Published online by Cambridge University Press: 05 June 2012
In assessing the Iliad as a literary work for a mixed, but largely non-specialist, public, I have had occasion to discuss various issues rather differently from the way that writers on Homer usually discuss them. In the process, I have said some new things about the Iliad, which I hope will give the book an interest for the professional Homerist, along with others. At the same time, I have drawn freely on the ideas and researches of many earlier writers: among recent studies, I would single out the books by Mueller, Mason, Vivante and Griffin listed on pp. 100ff.
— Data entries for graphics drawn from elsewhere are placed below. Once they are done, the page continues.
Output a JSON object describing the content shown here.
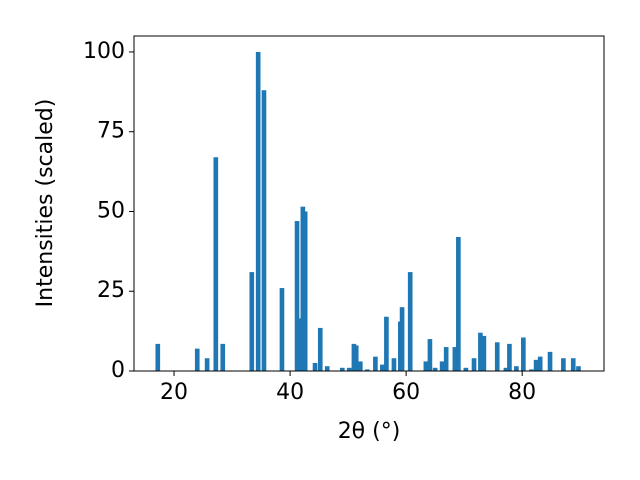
{
  "chart_data": {
    "type": "bar",
    "xlabel": "2θ (°)",
    "ylabel": "Intensities (scaled)",
    "x": [
      17.2,
      24.0,
      25.7,
      27.2,
      28.4,
      33.4,
      34.5,
      35.5,
      38.6,
      41.2,
      41.7,
      42.2,
      42.6,
      44.3,
      45.2,
      46.4,
      49.0,
      50.2,
      51.0,
      51.4,
      52.1,
      53.3,
      54.7,
      55.9,
      56.6,
      57.9,
      59.0,
      59.3,
      60.7,
      63.4,
      64.1,
      65.0,
      66.2,
      66.9,
      68.4,
      69.0,
      70.3,
      71.7,
      72.8,
      73.4,
      75.7,
      77.2,
      77.8,
      79.0,
      80.2,
      81.6,
      82.4,
      83.1,
      84.8,
      87.1,
      88.8,
      89.7
    ],
    "values": [
      8.5,
      7,
      4,
      67,
      8.5,
      31,
      100,
      88,
      26,
      47,
      16.5,
      51.5,
      50,
      2.5,
      13.5,
      1.5,
      1,
      1,
      8.5,
      8,
      3,
      0.5,
      4.5,
      2,
      17,
      4,
      15.5,
      20,
      31,
      3,
      10,
      1,
      3,
      7.5,
      7.5,
      42,
      1,
      4,
      12,
      11,
      9,
      1,
      8.5,
      1.5,
      10.5,
      0.5,
      3.5,
      4.5,
      6,
      4,
      4,
      1.5
    ],
    "color": "#1f77b4",
    "xlim": [
      13.1,
      94.1
    ],
    "xticks": [
      20,
      40,
      60,
      80
    ],
    "ylim": [
      0,
      105
    ],
    "yticks": [
      0,
      25,
      50,
      75,
      100
    ]
  }
}
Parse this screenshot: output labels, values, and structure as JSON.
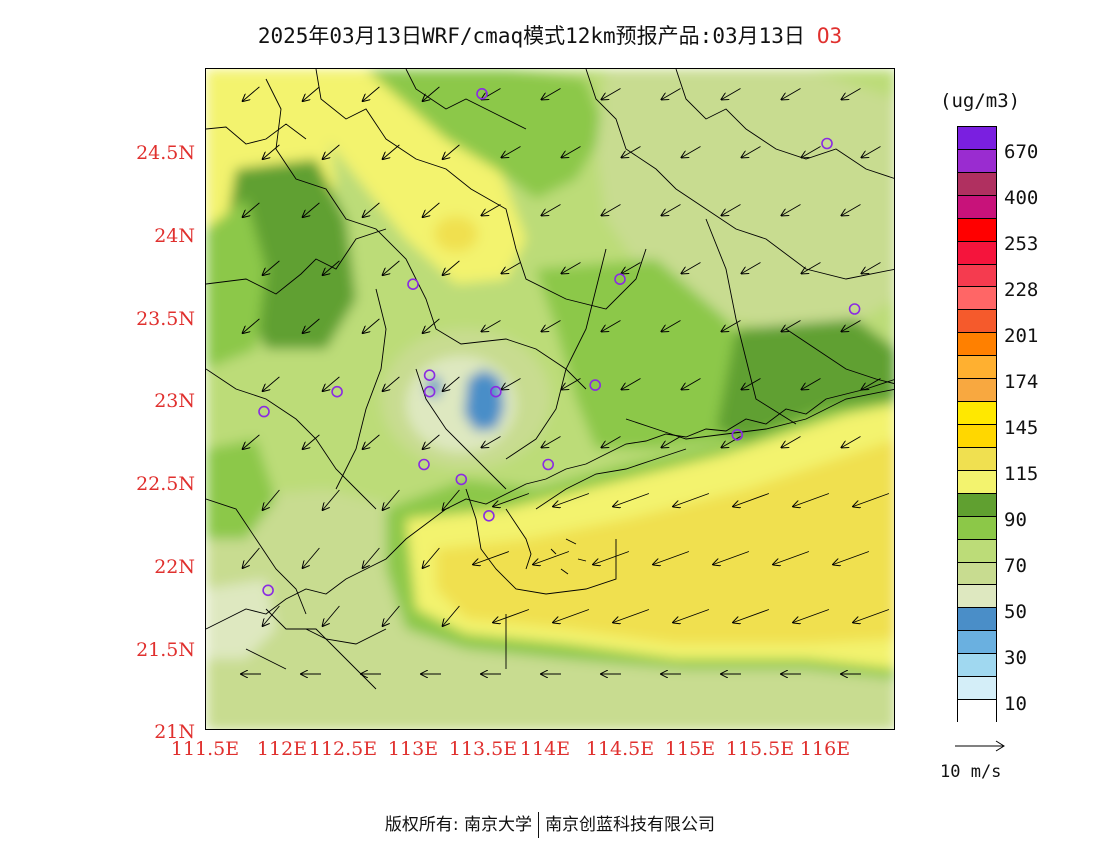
{
  "title": {
    "text": "2025年03月13日WRF/cmaq模式12km预报产品:03月13日",
    "species": "O3"
  },
  "colorbar": {
    "unit": "(ug/m3)",
    "colors": [
      "#7a1fe0",
      "#9a2cd0",
      "#b03060",
      "#c8127a",
      "#ff0000",
      "#f5143c",
      "#f53b4f",
      "#ff6666",
      "#f55a2c",
      "#ff8000",
      "#ffb030",
      "#f8a840",
      "#ffe800",
      "#ffd700",
      "#f0e050",
      "#f3f36e",
      "#60a030",
      "#8cc848",
      "#bcdc78",
      "#c8dc90",
      "#dee8c0",
      "#4a8ec8",
      "#6ab0e0",
      "#a0d8f0",
      "#d4eef8",
      "#ffffff"
    ],
    "labels": [
      "670",
      "400",
      "253",
      "228",
      "201",
      "174",
      "145",
      "115",
      "90",
      "70",
      "50",
      "30",
      "10"
    ]
  },
  "axes": {
    "lat_labels": [
      "24.5N",
      "24N",
      "23.5N",
      "23N",
      "22.5N",
      "22N",
      "21.5N",
      "21N"
    ],
    "lon_labels": [
      "111.5E",
      "112E",
      "112.5E",
      "113E",
      "113.5E",
      "114E",
      "114.5E",
      "115E",
      "115.5E",
      "116E"
    ]
  },
  "wind_reference": {
    "label": "10 m/s"
  },
  "stations": [
    {
      "lon": 113.5,
      "lat": 24.85
    },
    {
      "lon": 116.0,
      "lat": 24.55
    },
    {
      "lon": 113.0,
      "lat": 23.7
    },
    {
      "lon": 114.5,
      "lat": 23.73
    },
    {
      "lon": 116.2,
      "lat": 23.55
    },
    {
      "lon": 112.45,
      "lat": 23.05
    },
    {
      "lon": 111.92,
      "lat": 22.93
    },
    {
      "lon": 113.12,
      "lat": 23.15
    },
    {
      "lon": 113.12,
      "lat": 23.05
    },
    {
      "lon": 113.6,
      "lat": 23.05
    },
    {
      "lon": 114.32,
      "lat": 23.09
    },
    {
      "lon": 113.08,
      "lat": 22.61
    },
    {
      "lon": 113.35,
      "lat": 22.52
    },
    {
      "lon": 113.98,
      "lat": 22.61
    },
    {
      "lon": 113.55,
      "lat": 22.3
    },
    {
      "lon": 115.35,
      "lat": 22.79
    },
    {
      "lon": 111.95,
      "lat": 21.85
    }
  ],
  "copyright": {
    "left": "版权所有: 南京大学",
    "right": "南京创蓝科技有限公司"
  }
}
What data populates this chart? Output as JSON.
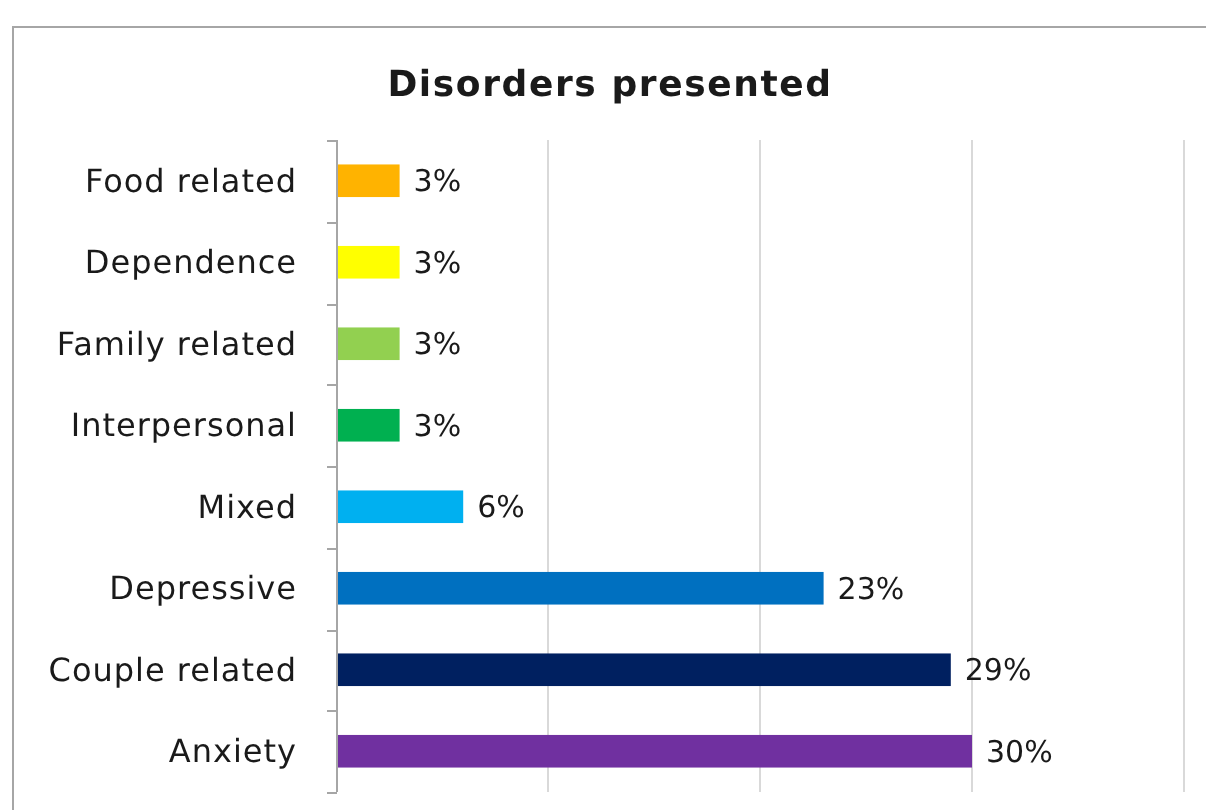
{
  "chart_data": {
    "type": "bar",
    "orientation": "horizontal",
    "title": "Disorders presented",
    "categories": [
      "Food related",
      "Dependence",
      "Family related",
      "Interpersonal",
      "Mixed",
      "Depressive",
      "Couple related",
      "Anxiety"
    ],
    "values": [
      3,
      3,
      3,
      3,
      6,
      23,
      29,
      30
    ],
    "colors": [
      "#ffb300",
      "#ffff00",
      "#92d050",
      "#00b050",
      "#00b0f0",
      "#0070c0",
      "#002060",
      "#7030a0"
    ],
    "value_labels": [
      "3%",
      "3%",
      "3%",
      "3%",
      "6%",
      "23%",
      "29%",
      "30%"
    ],
    "xlim": [
      0,
      40
    ],
    "xticks": [
      {
        "value": 0,
        "label": null
      },
      {
        "value": 10,
        "label": null
      },
      {
        "value": 20,
        "label": null
      },
      {
        "value": 30,
        "label": null
      },
      {
        "value": 40,
        "label": null
      }
    ],
    "grid": "x",
    "tick_labels": "y"
  }
}
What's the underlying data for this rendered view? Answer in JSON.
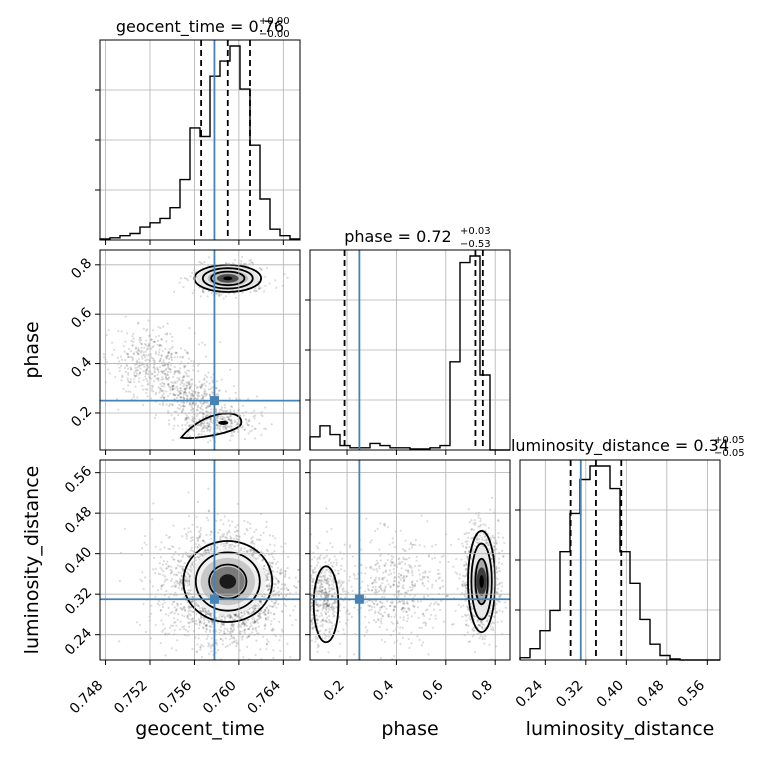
{
  "chart_data": {
    "type": "corner",
    "parameters": [
      "geocent_time",
      "phase",
      "luminosity_distance"
    ],
    "titles": [
      {
        "label": "geocent_time = 0.76",
        "sup": "+0.00",
        "sub": "−0.00"
      },
      {
        "label": "phase = 0.72",
        "sup": "+0.03",
        "sub": "−0.53"
      },
      {
        "label": "luminosity_distance = 0.34",
        "sup": "+0.05",
        "sub": "−0.05"
      }
    ],
    "axis_labels": {
      "geocent_time": "geocent_time",
      "phase": "phase",
      "luminosity_distance": "luminosity_distance"
    },
    "ranges": {
      "geocent_time": [
        0.7475,
        0.7655
      ],
      "phase": [
        0.05,
        0.86
      ],
      "luminosity_distance": [
        0.19,
        0.585
      ]
    },
    "ticks": {
      "geocent_time": [
        "0.748",
        "0.752",
        "0.756",
        "0.760",
        "0.764"
      ],
      "phase": [
        "0.2",
        "0.4",
        "0.6",
        "0.8"
      ],
      "luminosity_distance": [
        "0.24",
        "0.32",
        "0.40",
        "0.48",
        "0.56"
      ]
    },
    "truths": {
      "geocent_time": 0.7578,
      "phase": 0.25,
      "luminosity_distance": 0.31
    },
    "quantiles": {
      "geocent_time": [
        0.7566,
        0.759,
        0.761
      ],
      "phase": [
        0.19,
        0.72,
        0.75
      ],
      "luminosity_distance": [
        0.29,
        0.34,
        0.39
      ]
    },
    "histograms": {
      "geocent_time": {
        "bin_start": 0.7475,
        "bin_width": 0.0009,
        "counts": [
          0.5,
          1,
          2,
          3,
          6,
          8,
          10,
          15,
          28,
          52,
          48,
          76,
          83,
          90,
          70,
          44,
          19,
          5,
          2,
          0.5
        ]
      },
      "phase": {
        "bin_start": 0.05,
        "bin_width": 0.0405,
        "counts": [
          6,
          11,
          7,
          2,
          1,
          1,
          3,
          2,
          1,
          1,
          0.5,
          0.5,
          1,
          2,
          40,
          85,
          88,
          34,
          0,
          0
        ]
      },
      "luminosity_distance": {
        "bin_start": 0.19,
        "bin_width": 0.01975,
        "counts": [
          1,
          5,
          13,
          22,
          48,
          65,
          80,
          86,
          86,
          76,
          48,
          34,
          18,
          7,
          2,
          0.5,
          0,
          0,
          0,
          0
        ]
      }
    },
    "truth_color": "#4682b4",
    "hist_color": "#000000",
    "grid": true
  }
}
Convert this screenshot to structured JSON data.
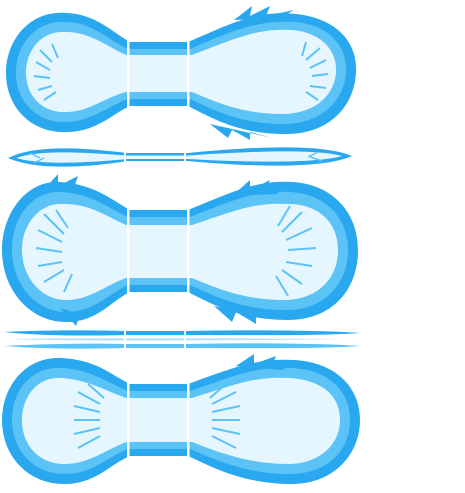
{
  "sprite_sheet": {
    "background": "#ffffff",
    "palette": {
      "outer": "#2aa8ef",
      "mid": "#5bc3f6",
      "light": "#aee0fb",
      "fill": "#e6f6fe",
      "core": "#f7fcff",
      "highlight": "#ffffff"
    },
    "frames": [
      {
        "kind": "capsule",
        "flare": "right"
      },
      {
        "kind": "flat-streak"
      },
      {
        "kind": "capsule",
        "flare": "both"
      },
      {
        "kind": "thin-streak"
      },
      {
        "kind": "capsule",
        "flare": "right"
      }
    ]
  }
}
I have also profited from comments on the work in progress by Oliver Taplin, Malcolm Willcock, William Wyatt, Jasper Griffin, Peter Stern and Terence Moore: it is a pleasure to acknowledge these debts.
Note
Simple page references (as pp. 24ff.) refer to pages of this book. Where modern discussions of Homer or the epic are referred to in the text by an author's name (with or without a date), full bibliographical details will be found in the guide to further reading. Roman numerals followed by arabic refer to the Iliad, by book and line: so XV 20 means Iliad, book XV, line 20. References to other ancient works are in general self-explanatory, but fr. stands for ‘fragment’ and ‘West’ after a fragment number refers to the edition of the Greek iambic and elegiac poets by M. L. West (Iambi et Elegi Graeci, Oxford, 1971–2).